Upavistha Konasana (Wide Angle Seated Froward Bend) is a great pose to bring circulation and energy to the entire abdominal region which tends to get a little crowded during pregnancy. It helps elongate the spine relieving pressure on the heart, lungs, and diaphragm and reduces sciatic nerve pain by stretching the hamstring muscles.
To begin, bring a folded blanket up against the wall so that your sitting bones can rest on the blanket and your thighs hang off the front edge. Sit down with your back resting gently against the wall legs together and straight out in front of you. Place your fingertips on the floor beside you, descend your sitting bones into the blanket and extend your crown towards the ceiling. There should be a space between your lower back and the wall; if not fold the blanket higher and try again.

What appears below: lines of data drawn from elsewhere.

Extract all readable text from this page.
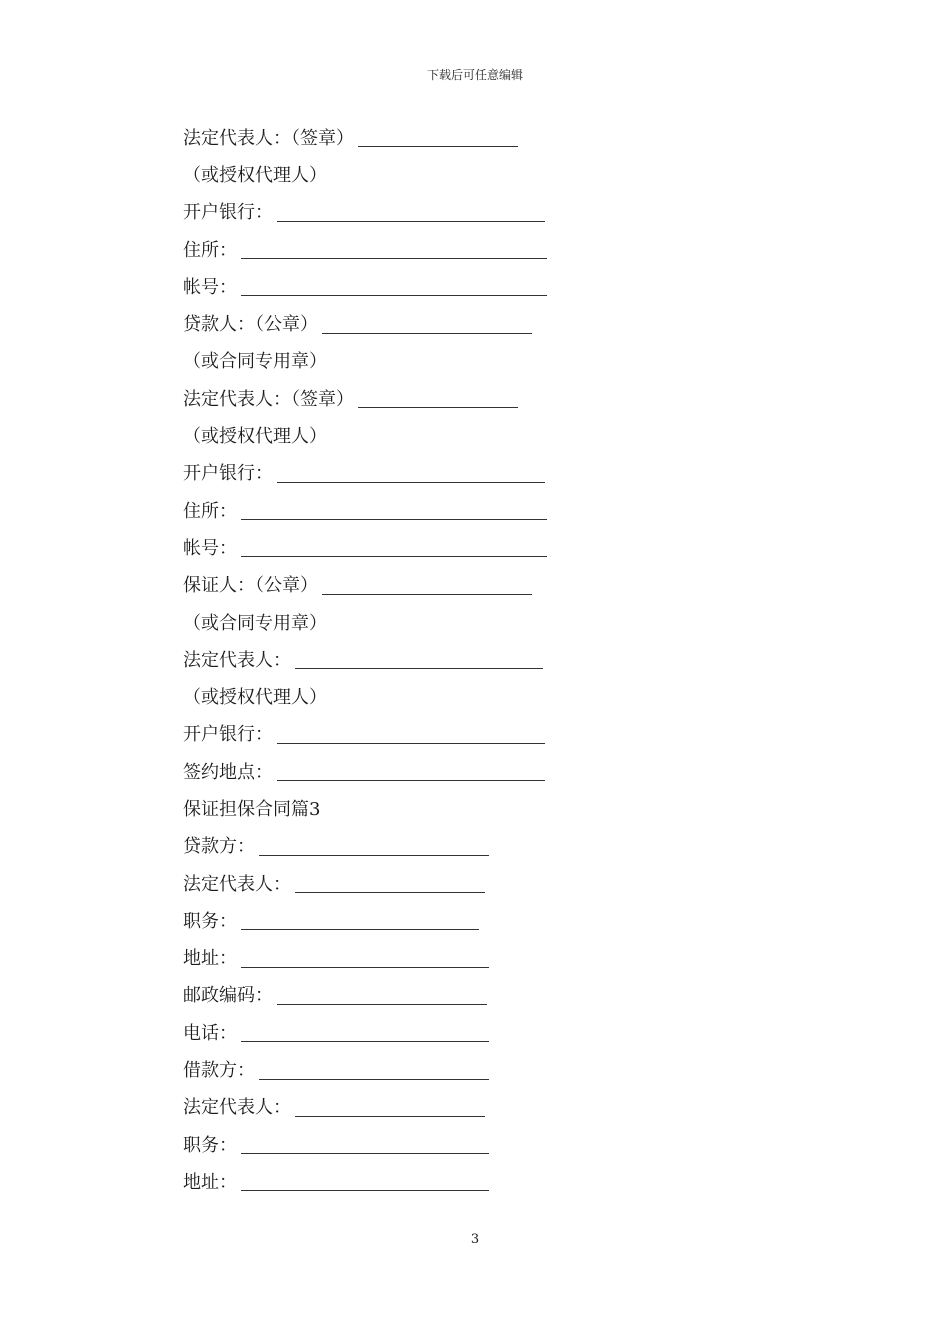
下载后可任意编辑
法定代表人：（签章）
（或授权代理人）
开户银行：
住所：
帐号：
贷款人：（公章）
（或合同专用章）
法定代表人：（签章）
（或授权代理人）
开户银行：
住所：
帐号：
保证人：（公章）
（或合同专用章）
法定代表人：
（或授权代理人）
开户银行：
签约地点：
保证担保合同篇3
贷款方：
法定代表人：
职务：
地址：
邮政编码：
电话：
借款方：
法定代表人：
职务：
地址：
3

Extend from the center of your breastbone out both collarbones bringing your shoulder blades towards one another. Exhale and open your legs out to sides in a V, making sure that the right and left legs have moved out equally. Your center thighs, knees, center ankles, and toes all point up towards the ceiling. Activate the legs by pressing out the toe mounds and heels and drawing the toes towards you. Descend the quadriceps into the floor and pressing into the hands, lift the breastbone allowing the head to float towards the ceiling. Inhaling, raise your arms above your head. Exhale and gently fold forward at the hips floating the arms down in front of you. Elongate from the base of spine out the crown of the head. Check to see that you did not allow your legs to role out to the sides.
Breathe deeply and visualize oxygen and nourishment circulating to your baby. Hold the pose for 30 seconds to start and gradually work up to 5 minutes as you are able. Take care not to strain the inner legs or round the back.